Depending on what level of athletes you coach and in what setting, acquiring full attendance from athletes for summer workouts can be difficult. At the collegiate level, many athletes will head home for the short time they have off and do their training elsewhere (if at all). At the high school level it can be hit or miss whether kids commit to the program. These issues affect program design, particularly for training frequency. By summer’s end, you will have several athletes who committed to the program, well prepared for camp while others will be “somewhat” prepared or not prepared at all. The athletes who are not sufficiently prepared for the (grueling) physical demands of training camp are putting themselves and their team at risk. As coaches, we want and expect 100% attendance and compliance with off season activities. However, the reality is that this isn’t always possible. Therefore, it is important to know what the minimum attendance needs to be for sufficient improvements.
A recent study in the Asian Journal of Sports Medicine by Gentil and Bottaro (2013), investigated the effects of attendance levels on strength gains in 92 young males. The subjects underwent a resistance training program with workouts occurring twice per week over 11 weeks. Upper (1RM Bench Press) and lower body (knee extensor peak torque) maximal strength was assessed before and after the training intervention. At the completion of the study, the researchers grouped the subjects based on attendance levels, defined as high (92 to 100%), intermediate (80-91%) and low (60-79%) attendance groups. Statistical analyses revealed that the low attendance group displayed lower increases in maximal strength (+8.8%) compared to the intermediate (+18%) and high attendance groups (17.6%). The researchers concluded that a minimum of 80% attendance is necessary to obtain optimal strength gains.

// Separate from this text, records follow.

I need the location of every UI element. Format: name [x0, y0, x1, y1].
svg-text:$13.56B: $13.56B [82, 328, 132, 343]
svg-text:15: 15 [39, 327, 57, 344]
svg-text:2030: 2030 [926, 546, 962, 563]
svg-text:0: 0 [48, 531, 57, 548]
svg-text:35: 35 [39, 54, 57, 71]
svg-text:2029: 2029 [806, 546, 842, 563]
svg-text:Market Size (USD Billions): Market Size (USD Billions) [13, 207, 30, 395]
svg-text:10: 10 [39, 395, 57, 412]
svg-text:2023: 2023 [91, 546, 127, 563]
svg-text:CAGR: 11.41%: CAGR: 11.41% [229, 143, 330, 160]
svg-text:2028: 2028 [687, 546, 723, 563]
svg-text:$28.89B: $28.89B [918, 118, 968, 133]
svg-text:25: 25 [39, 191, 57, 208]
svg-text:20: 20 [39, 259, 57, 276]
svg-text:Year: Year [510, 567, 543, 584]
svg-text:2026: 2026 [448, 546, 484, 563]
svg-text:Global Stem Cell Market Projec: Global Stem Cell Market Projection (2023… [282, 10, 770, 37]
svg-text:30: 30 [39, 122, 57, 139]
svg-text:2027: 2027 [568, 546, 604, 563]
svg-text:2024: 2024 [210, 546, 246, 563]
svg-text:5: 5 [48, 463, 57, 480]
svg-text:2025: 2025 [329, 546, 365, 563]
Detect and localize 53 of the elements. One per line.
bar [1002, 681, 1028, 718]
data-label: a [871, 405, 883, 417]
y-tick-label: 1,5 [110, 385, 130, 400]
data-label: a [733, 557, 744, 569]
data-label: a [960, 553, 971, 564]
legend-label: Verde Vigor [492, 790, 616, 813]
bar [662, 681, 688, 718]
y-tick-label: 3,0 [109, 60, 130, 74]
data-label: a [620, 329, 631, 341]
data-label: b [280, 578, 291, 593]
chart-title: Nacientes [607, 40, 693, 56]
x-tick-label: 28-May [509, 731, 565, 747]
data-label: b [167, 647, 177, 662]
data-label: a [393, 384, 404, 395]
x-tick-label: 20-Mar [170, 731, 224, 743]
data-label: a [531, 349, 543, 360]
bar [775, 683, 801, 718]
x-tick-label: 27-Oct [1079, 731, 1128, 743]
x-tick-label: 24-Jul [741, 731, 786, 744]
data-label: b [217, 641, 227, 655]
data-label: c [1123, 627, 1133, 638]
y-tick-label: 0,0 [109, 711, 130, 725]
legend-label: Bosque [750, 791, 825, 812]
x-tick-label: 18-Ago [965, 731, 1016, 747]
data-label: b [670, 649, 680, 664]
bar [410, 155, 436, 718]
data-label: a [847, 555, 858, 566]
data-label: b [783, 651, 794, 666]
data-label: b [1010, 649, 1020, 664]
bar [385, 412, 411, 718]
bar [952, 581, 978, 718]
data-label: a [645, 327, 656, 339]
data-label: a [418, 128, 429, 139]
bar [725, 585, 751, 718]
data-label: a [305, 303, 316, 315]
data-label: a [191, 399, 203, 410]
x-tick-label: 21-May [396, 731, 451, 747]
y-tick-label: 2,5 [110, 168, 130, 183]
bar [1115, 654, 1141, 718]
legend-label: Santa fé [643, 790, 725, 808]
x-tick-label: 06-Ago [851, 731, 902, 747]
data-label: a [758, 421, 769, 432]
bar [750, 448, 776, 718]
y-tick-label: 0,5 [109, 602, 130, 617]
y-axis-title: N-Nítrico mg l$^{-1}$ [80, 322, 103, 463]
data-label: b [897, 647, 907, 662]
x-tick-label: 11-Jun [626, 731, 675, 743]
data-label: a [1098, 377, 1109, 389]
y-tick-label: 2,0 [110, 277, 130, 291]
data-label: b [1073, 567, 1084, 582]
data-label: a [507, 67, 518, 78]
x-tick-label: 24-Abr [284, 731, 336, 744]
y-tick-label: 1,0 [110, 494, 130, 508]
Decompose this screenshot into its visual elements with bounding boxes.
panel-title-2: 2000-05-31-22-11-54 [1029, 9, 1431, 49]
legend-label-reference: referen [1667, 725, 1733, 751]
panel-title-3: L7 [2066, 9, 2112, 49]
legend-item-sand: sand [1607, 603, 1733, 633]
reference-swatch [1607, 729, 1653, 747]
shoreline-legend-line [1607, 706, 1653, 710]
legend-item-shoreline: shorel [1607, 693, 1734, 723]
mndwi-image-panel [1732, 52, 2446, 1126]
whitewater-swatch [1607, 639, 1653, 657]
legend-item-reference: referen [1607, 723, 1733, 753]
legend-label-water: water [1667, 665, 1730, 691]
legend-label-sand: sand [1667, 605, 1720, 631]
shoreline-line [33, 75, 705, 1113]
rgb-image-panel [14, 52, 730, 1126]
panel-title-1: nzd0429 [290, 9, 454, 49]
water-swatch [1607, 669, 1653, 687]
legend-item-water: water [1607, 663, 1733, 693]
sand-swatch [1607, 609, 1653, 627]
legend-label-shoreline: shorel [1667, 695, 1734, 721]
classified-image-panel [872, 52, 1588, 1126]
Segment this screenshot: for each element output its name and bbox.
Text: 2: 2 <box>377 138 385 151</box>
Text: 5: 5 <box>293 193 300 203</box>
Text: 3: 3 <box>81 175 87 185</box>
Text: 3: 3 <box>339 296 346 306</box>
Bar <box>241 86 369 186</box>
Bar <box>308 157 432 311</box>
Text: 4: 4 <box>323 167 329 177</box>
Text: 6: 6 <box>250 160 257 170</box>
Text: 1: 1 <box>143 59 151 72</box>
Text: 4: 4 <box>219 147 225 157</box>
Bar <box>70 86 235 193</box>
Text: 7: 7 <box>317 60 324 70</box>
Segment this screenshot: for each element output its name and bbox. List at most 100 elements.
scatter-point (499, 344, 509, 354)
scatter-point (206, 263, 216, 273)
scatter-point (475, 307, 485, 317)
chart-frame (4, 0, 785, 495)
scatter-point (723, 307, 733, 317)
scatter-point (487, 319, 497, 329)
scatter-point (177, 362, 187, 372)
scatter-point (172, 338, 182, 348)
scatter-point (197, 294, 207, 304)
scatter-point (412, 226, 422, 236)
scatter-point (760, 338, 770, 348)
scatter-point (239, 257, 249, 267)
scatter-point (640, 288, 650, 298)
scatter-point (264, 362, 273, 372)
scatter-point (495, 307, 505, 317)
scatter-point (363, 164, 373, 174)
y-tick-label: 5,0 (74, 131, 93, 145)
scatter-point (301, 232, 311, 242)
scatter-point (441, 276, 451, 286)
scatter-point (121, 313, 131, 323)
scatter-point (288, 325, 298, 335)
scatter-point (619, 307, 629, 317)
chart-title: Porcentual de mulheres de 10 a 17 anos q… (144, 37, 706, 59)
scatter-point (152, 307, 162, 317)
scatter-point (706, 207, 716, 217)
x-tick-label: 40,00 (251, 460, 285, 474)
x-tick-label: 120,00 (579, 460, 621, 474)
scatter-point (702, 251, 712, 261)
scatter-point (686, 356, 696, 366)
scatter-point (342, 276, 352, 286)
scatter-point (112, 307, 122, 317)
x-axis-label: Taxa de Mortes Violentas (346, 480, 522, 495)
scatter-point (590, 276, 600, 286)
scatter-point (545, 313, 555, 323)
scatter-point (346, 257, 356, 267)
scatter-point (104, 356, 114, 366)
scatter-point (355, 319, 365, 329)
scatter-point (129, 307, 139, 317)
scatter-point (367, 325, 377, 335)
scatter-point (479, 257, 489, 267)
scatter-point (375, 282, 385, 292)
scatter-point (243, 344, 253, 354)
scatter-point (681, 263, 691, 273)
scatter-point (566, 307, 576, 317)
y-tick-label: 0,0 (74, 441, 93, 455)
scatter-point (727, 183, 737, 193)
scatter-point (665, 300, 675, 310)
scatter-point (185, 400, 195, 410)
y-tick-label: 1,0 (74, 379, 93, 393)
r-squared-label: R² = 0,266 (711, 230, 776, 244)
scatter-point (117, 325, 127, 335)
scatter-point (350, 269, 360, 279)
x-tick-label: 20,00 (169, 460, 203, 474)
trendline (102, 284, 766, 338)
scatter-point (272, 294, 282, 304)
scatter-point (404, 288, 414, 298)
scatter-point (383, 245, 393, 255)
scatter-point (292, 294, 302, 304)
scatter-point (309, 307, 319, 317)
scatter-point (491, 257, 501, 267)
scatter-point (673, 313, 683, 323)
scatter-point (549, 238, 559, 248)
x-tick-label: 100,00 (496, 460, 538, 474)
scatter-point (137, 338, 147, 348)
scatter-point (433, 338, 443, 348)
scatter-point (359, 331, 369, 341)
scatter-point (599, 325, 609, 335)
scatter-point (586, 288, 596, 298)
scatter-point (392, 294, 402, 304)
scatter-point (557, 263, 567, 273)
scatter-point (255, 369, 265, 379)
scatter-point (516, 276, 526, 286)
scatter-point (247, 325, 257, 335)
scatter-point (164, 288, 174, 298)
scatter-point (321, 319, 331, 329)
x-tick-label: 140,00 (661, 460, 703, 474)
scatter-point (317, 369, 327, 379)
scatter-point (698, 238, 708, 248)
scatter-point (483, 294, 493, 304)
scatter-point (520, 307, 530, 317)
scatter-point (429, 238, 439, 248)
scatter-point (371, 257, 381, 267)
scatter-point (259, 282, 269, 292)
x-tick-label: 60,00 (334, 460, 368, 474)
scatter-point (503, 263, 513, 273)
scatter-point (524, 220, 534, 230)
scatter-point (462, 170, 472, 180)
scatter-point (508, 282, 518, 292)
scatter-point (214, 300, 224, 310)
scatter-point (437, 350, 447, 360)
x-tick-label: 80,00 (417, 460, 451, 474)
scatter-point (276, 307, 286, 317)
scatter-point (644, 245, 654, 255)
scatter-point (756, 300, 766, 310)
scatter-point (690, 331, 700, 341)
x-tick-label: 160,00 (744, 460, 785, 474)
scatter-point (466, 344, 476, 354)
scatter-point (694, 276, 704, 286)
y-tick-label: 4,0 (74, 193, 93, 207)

There are a few key limitations of this study that must be addressed. First, individuals with no resistance training experience were used in this study, which is typically not the case when dealing with a team of athletes. Next, other markers of fitness and athletic performance were not assessed, therefore, from this study, it is unclear how qualities such as speed, agility, vertical jump, etc. are effected by attendance. It is also quite interesting that the high attendance group did not show greater strength improvements than the intermediate group. Though 100% attendance is desired and likely results in greater performance improvements across various fitness qualities (particularly in trained athletes), a minimum attendance of 80% may be sufficient for lower level athletes.
Reference:
Gentil, P., & Bottaro, M. (2013). Effects of training attendance on muscle strength of young men after 11 weeks of resistance training. Asian journal of sports medicine, 4(2), 101.